Quote Originally Posted by stevecs View Post
Sorry, my mistake, I thought you did. Anyway, xdd is also usable under windows (just the script won't help you, you'll have to type the command manually w/ the arguments). xdd is nice in that it avoids all caches of the OS and you can customize workloads.

As for fiber or infiniband, no I use both no help that's just a media layer and FC is at 4Gbit (going to 8Gbit) and infiniband is 10Gbit, but w/ sas you can get 4x3Gbit (12gbit) but that does NOT mean you can actually push that data that's a separate issue.
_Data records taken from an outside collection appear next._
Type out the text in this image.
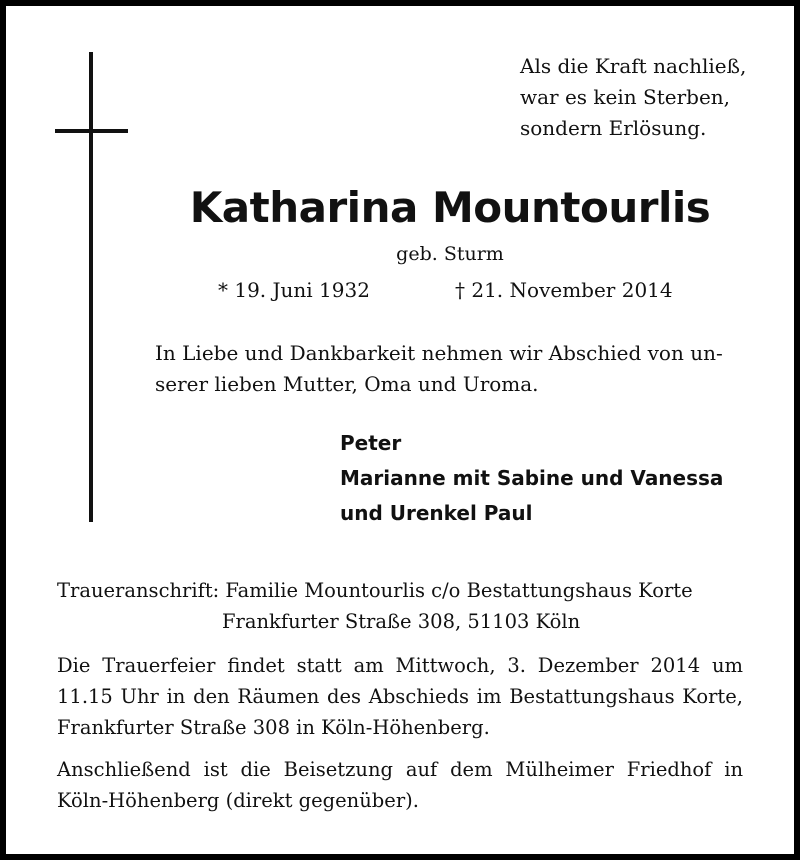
Als die Kraft nachließ,
war es kein Sterben,
sondern Erlösung.
Katharina Mountourlis
geb. Sturm
* 19. Juni 1932	† 21. November 2014
In Liebe und Dankbarkeit nehmen wir Abschied von un-
serer lieben Mutter, Oma und Uroma.
Peter
Marianne mit Sabine und Vanessa
und Urenkel Paul
Traueranschrift: Familie Mountourlis c/o Bestattungshaus Korte
Frankfurter Straße 308, 51103 Köln
Die Trauerfeier findet statt am Mittwoch, 3. Dezember 2014 um
11.15 Uhr in den Räumen des Abschieds im Bestattungshaus Korte,
Frankfurter Straße 308 in Köln-Höhenberg.
Anschließend ist die Beisetzung auf dem Mülheimer Friedhof in
Köln-Höhenberg (direkt gegenüber).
You run into controller and host bottlenecks. The best I've seen so far is 1.2-1.6GiB/s (solaris amd-opteron system w/ 48 drives running zfs) but that's all (zero apps as you're taking all the cpu cycles to do the I/O). As for speed, (thoughput) SSD's are pricey and are still slower than rotational media at this point. For IOPS (which you wouldn't be pushing throughput on) they have an advantage w/ reads but so far a disadvantage w/ writes as far as I can see (which is why I was interested in those xdd runs to get some real #'s).

As for I/O drives they don't look that good if it takes 6 of them to reach 4.2GiB/s for reads & 3.6GiB/s for writes. I would be more curious to know what system that they used that had 6 PCIe 4x slots to use for testing actually. And for the IOPS (which they didn't list for read or write so assuming read here) may be in for a run for the money with multiple cards & ssd's though i haven't priced such a solution.

The Fusion IOdrive has PCIe x4 (physical). The Supermicro X7DWN+ (http://www.supermicro.com/products/m...400/X7DWN+.cfm) has 4x PCIe x8 and you can add a UIO riser card (http://www.supermicro.com/products/n...risercards.cfm) for 4 more for a total of 8x PCIe x8 slots. But I don't know how bandwidth starved the UIO based PCIe slots would be. Of course you have zero slots for your regular graphic cards... so that wouldn't help Buckeye

I'm interested in how you are able to create an array accross raid adapters. It must be through a variation of software RAID. I know it sucks in Windows, but it supposedly scales better in linux.